I'm learning about de Rham's theorem, but from a very analytical point of view: my algebra is very weak.

My understanding is that de Rham's theorem tells us that for a smooth manifold $$M$$, the de Rham cohomology groups $$H_{DR}^k(M)$$ are isomorphic to the singular cohomology groups $$H^k(M;\mathbb{R})$$ with real coefficients.

From what I gather by looking at simple examples (sphere, torus) and also informal discussions of topological "holes," these real singular cohomology groups are also isomorphic to the corresponding real singular homology groups, $$H_k(M;\mathbb{R})$$. But I can't find a straightforward discussion or statement of this fact.

So I have two questions:

1. Is it true that for a smooth manifold $$M$$ (or possibly any topological space $$M$$), $$H^k(M;\mathbb{R})\cong H_k(M;\mathbb{R})$$? If so, how is this proven?

Reading the page on cohomology on Wikipedia, I find the following sentence after a remark about the universal coefficient theorem: "A related statement is that for a field $$F$$, $$H^i(X,F)$$ is precisely the dual space of the vector space $$H_i(X,F)$$." If I could prove this stament, I could then answer my question in the affirmative: since $$H_i(X,F)$$ and $$H^i(X,F)$$ are finite-dimensional vector spaces and dual, they must be isomorphic (although not canonically so). But I don't know how to prove the quoted statement, and I'm not sure of its precise relationship to the universal coefficient theorem; Wikipedia merely says this fact is "related," not that it is a consequence of UCT.

1. Does this fact descend to integral coefficients too, at least for smooth manifolds manifolds? That is, is it true that $$H^k(M;\mathbb{Z})\cong H_k(M;\mathbb{Z})$$? If not, what is a counterexample?

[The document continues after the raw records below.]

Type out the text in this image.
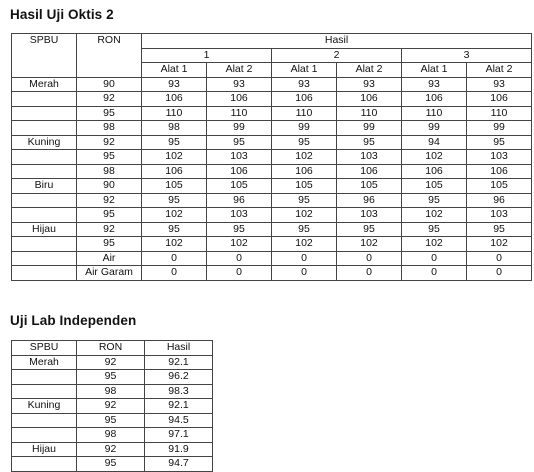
Hasil Uji Oktis 2
SPBU	RON	Hasil					
		1		2		3	
		Alat 1	Alat 2	Alat 1	Alat 2	Alat 1	Alat 2
Merah	90	93	93	93	93	93	93
	92	106	106	106	106	106	106
	95	110	110	110	110	110	110
	98	98	99	99	99	99	99
Kuning	92	95	95	95	95	94	95
	95	102	103	102	103	102	103
	98	106	106	106	106	106	106
Biru	90	105	105	105	105	105	105
	92	95	96	95	96	95	96
	95	102	103	102	103	102	103
Hijau	92	95	95	95	95	95	95
	95	102	102	102	102	102	102
	Air	0	0	0	0	0	0
	Air Garam	0	0	0	0	0	0
Uji Lab Independen
SPBU	RON	Hasil
Merah	92	92.1
	95	96.2
	98	98.3
Kuning	92	92.1
	95	94.5
	98	97.1
Hijau	92	91.9
	95	94.7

Edit. Regarding question 2, I've just noticed that real projective spaces provide counterexamples for the case of integral coefficients; thus the answer is no. But does the result hold if none of the groups have torsion?

When the coefficient ring $$R$$ is the integers or a field, as long as the homology groups of $$X$$ are free (automatic over a field) and finitely generated over the coefficient ring, then $$H_k(X; R) \cong H^k(X; R)$$, by the Universal Coefficient Theorem. Furthermore, if $$X$$ has the structure of a finite CW complex, for example if $$X$$ is a compact manifold, then the homology groups will be finitely generated. There is no nice topological description that ensures that the integral homology groups will be torsion-free; spaces with cells in only even dimensions have this property, for example, but that's not a very broad class of spaces.